Tesla’s profits plunge 55% as shares rise on plans for cheaper vehicles | Technology

The Texas-based company reported first-quarter profits of $1.1 billion, down from $2.51 billion a year earlier.

Tesla reported a 55% drop in profits due to intense competition in the electric car market, but shares rose on plans to accelerate production of more affordable models.

The Austin, Texas-based company on Tuesday reported first-quarter profits of $1.1 billion, down from $2.51 billion a year earlier.
But Tesla shares soared 11% after Chief Executive Officer Elon Musk said production of new, more affordable cars would begin in the second half of next year “if not later this year.”

Musk said on a conference call with analysts that these models “will take advantage of aspects of our current platform as well as new aspects of our next-generation platform.”

“So it doesn’t require a new factory or a massive new production line.”

Musk did not elaborate on the new vehicle, saying more details would be announced in August.

“I think we did our best on that front,” he said.

Musk, who has long touted self-driving robotaxis as a growth engine for the company, also spoke at length about the future of self-driving cars, saying Tesla “should be thought of as an AI robotics company.”

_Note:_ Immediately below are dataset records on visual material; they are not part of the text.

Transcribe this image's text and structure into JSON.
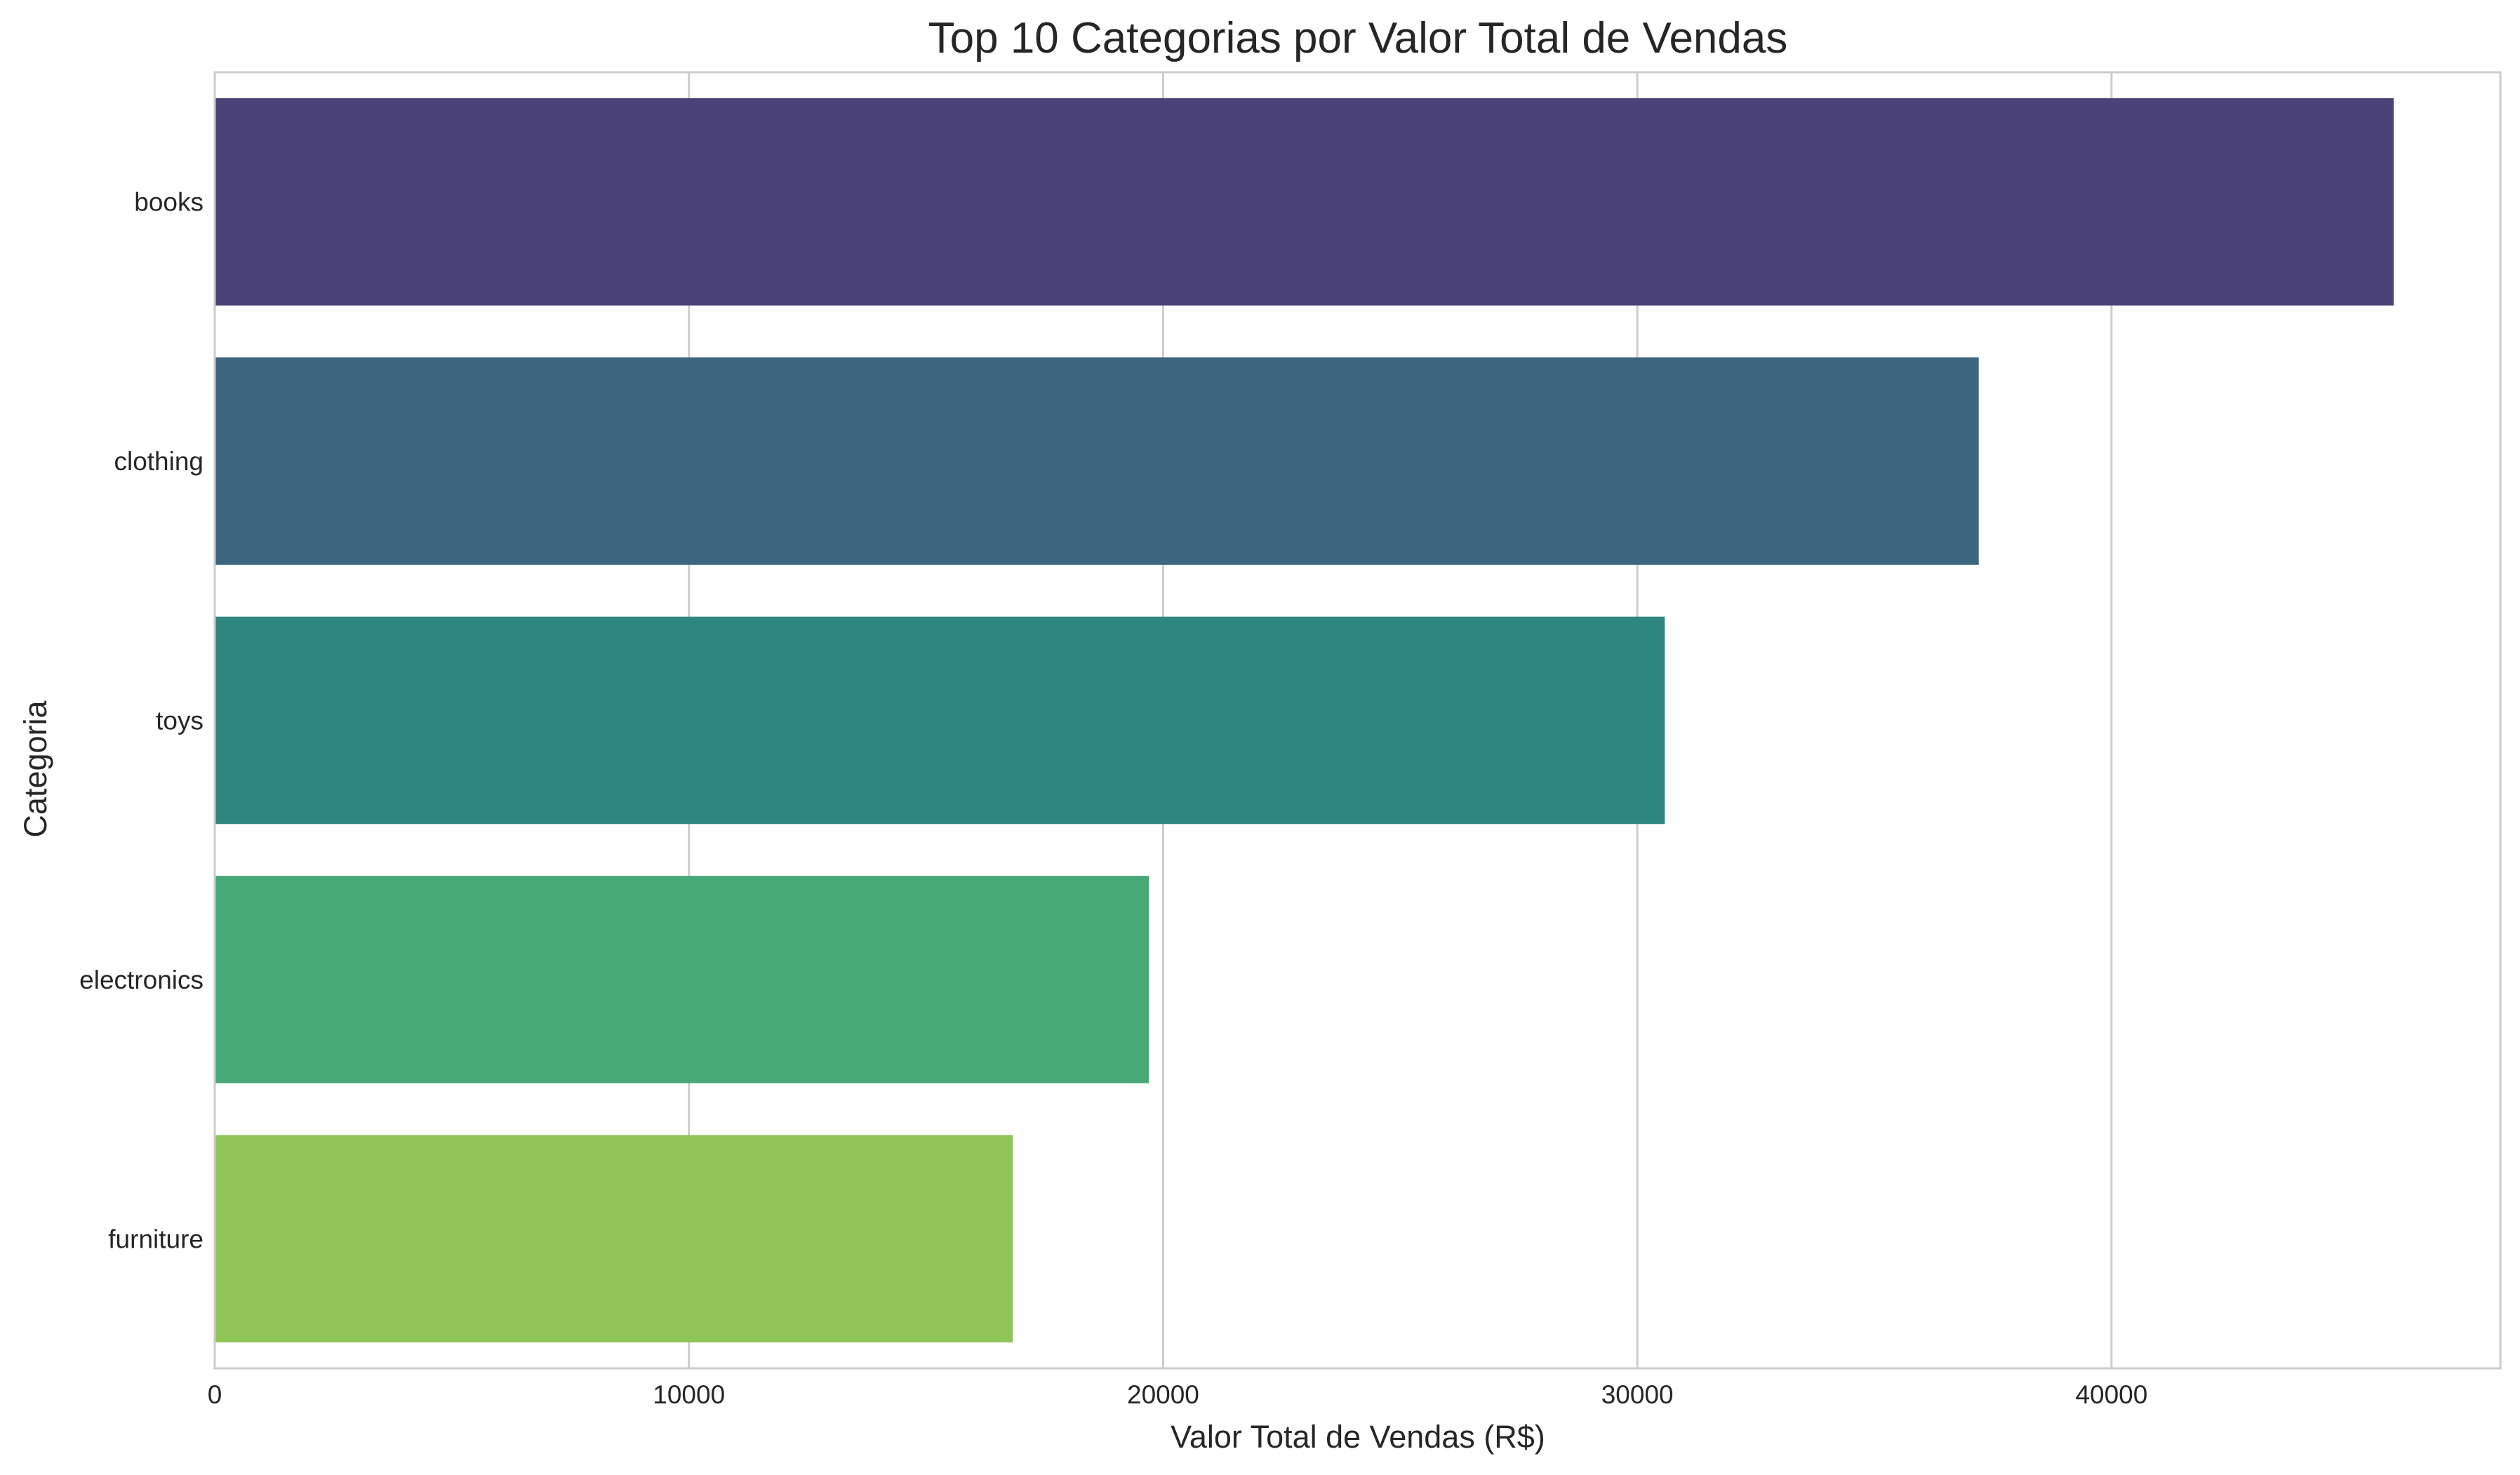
{
  "chart_data": {
    "type": "bar",
    "orientation": "horizontal",
    "title": "Top 10 Categorias por Valor Total de Vendas",
    "xlabel": "Valor Total de Vendas (R$)",
    "ylabel": "Categoria",
    "categories": [
      "books",
      "clothing",
      "toys",
      "electronics",
      "furniture"
    ],
    "values": [
      45950,
      37200,
      30580,
      19700,
      16830
    ],
    "colors": [
      "#4b4278",
      "#3e6680",
      "#2f8680",
      "#47a978",
      "#8fc556"
    ],
    "xlim": [
      0,
      48200
    ],
    "xticks": [
      0,
      10000,
      20000,
      30000,
      40000
    ],
    "xtick_labels": [
      "0",
      "10000",
      "20000",
      "30000",
      "40000"
    ],
    "grid": "vertical",
    "legend": "none"
  }
}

“I don’t think anyone who doesn’t believe Tesla is the solution to autonomy should be an investor,” he said.

Tesla, the country’s second-largest producer of electric vehicles after China’s BYD, has had a tough year, with supply chain disruptions caused by a Houthi attack on a ship in the Red Sea and an arson attack by environmentalists at a production facility in Germany. . .

Deliveries fell 8.5% in the first quarter, and the company’s stock price has fallen by nearly half since July of last year.

In a memo to employees earlier this month, Musk said the company was temporarily laying off more than 10% of its global workforce as the company was “lean, innovative and hungry for the next phase of its growth cycle.” He said he would be fired.